In the first step of the synthesis of Sertraline, aluminium chloride catalyst was used in a Friedel-Craft's reaction to give the following product. My question is how does the exact mechanism work? 1-napthol does not seem look like an electrophile to me, and I do not understand how AlCl3 is able to turn 1-napthol into an electrophile. The best guess I have is that the phenol tautomerise to give a ketone, and AlCl3 forms a complex with it. Yet again, I do not understand how the γ carbon is made electrophilic using AlCl3. Any help would be appreciated.

• Even if we assume that the $1$-napthol is getting attacked somehow by $1,2$-dichlorobenzene, instead of substituted $\alpha$-tetralone in the product, shouldn't the product contain $\alpha , \beta$-unsaturated ketone ? The only plausible mechanism generates that by a conjugate addition. – Soumik Das Apr 19 '19 at 11:52
• Note that this is not a Friedel-Crafts acylation. In that reaction, the Lewis-acid is a catalyst. 2 equiv. of aluminium chloride here is definitely not catalytic. In other words, you need a superstoichiometric amount of the Lewis acid to get this reaction to go. Almost certainly coordination of the OH is involved as the first step. But the aluminum chloride is likely not regenerated in this reaction. – Zhe Apr 19 '19 at 14:50
• Also, very importantly, look at the severely reduced unsaturation of the ring.

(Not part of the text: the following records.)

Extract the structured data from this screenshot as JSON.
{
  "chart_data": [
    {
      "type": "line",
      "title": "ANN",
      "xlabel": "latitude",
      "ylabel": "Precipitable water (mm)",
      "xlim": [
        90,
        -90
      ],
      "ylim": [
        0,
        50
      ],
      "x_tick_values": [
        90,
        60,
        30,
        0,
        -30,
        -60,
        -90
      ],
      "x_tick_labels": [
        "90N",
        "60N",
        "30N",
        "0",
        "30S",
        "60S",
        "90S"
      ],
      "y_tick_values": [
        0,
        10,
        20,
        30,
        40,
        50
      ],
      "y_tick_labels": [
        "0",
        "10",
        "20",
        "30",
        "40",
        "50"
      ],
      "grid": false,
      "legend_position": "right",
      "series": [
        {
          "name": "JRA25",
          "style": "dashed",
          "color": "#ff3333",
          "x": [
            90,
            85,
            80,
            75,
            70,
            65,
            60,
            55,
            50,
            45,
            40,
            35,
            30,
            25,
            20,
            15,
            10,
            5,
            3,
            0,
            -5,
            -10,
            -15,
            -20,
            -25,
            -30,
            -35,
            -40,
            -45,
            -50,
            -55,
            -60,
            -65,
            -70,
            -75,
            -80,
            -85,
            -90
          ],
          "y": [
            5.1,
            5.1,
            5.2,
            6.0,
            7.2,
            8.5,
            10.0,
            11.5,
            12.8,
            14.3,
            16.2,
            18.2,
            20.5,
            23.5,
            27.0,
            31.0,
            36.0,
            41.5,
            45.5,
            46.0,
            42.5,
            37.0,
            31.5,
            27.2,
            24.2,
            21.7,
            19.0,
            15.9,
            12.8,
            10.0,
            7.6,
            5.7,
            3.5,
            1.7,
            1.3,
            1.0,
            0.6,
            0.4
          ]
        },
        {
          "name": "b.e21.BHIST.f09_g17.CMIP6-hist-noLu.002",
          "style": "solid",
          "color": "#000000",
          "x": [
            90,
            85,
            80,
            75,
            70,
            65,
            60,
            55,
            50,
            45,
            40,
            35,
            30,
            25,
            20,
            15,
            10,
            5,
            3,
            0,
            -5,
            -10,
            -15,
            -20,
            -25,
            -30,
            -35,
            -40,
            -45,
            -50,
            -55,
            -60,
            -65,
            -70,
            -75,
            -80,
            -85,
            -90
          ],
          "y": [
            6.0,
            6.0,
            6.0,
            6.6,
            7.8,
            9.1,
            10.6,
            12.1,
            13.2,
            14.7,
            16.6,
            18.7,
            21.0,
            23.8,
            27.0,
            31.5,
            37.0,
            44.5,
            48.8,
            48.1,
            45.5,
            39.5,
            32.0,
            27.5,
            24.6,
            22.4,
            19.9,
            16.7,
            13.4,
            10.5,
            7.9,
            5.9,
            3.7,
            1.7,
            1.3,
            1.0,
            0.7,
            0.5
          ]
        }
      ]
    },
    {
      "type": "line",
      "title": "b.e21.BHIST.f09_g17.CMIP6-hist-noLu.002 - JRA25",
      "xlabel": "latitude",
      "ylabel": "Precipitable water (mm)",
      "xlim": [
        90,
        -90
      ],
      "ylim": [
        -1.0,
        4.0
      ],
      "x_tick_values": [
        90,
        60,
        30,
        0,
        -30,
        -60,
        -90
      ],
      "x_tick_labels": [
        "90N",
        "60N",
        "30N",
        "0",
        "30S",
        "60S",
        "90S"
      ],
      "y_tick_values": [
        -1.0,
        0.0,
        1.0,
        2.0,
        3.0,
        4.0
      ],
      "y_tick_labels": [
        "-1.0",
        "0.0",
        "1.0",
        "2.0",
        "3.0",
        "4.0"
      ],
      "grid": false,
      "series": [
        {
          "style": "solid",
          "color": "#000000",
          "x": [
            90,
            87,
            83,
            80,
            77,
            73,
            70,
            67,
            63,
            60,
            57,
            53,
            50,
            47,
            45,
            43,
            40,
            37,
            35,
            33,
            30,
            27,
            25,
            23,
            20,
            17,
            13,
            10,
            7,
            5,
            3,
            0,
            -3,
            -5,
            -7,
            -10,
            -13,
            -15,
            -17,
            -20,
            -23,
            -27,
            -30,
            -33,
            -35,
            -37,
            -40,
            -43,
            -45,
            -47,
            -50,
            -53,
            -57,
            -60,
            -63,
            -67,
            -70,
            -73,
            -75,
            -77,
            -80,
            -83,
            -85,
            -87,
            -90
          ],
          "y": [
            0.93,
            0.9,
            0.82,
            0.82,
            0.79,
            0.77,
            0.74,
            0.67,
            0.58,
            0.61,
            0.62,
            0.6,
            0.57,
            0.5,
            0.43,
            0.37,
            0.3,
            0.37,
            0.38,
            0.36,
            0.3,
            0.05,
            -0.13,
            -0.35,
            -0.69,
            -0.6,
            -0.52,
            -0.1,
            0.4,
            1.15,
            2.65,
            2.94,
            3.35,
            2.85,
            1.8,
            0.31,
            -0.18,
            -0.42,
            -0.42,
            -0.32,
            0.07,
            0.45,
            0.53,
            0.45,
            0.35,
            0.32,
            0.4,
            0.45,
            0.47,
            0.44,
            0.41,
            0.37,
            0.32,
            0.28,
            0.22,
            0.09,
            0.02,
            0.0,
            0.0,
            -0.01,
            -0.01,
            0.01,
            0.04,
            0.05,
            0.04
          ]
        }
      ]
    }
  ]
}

You're going to need a hydride from somewhere. – Zhe Apr 19 '19 at 15:06

## 1 Answer

The alleged original RSC source for this reaction was not accessible online.1. However, Olah et al. have reported2 that α-naphthol 1 in superacid medium forms a dication species 4. The use of excess AlCl3 provides a mechanism for the formation of superacid 3. Benzylic dication 4 undergoes substitution of o-dichlorobenzene 5 which ultimately forms the sertraline precursor, tetralone 8. For reaction conditions, see ref. 3. No reducing agent is required.

1) Kavitha, C. V.; Mantelingu, K.; Sarala, G.; Naveen, S.; Anandalwar, S. M.; Prasad, J. S.; Rangappa, K. S. J. Chem. Res. 2006, 11, 730.

2) Koltunov, K. Y.; Chernov, A. N.; Prakash, G. K. S.; Olah, G. A. Chem. Pharm. Bull. 2012, 60, 722.

3) Lee, S. H.; Kim, I. S.; Qing, R. L.; Dong, G. R.; Jeong, L. K.; Jung, Y. H. J. Org. Chem., 2011, 76, 10011.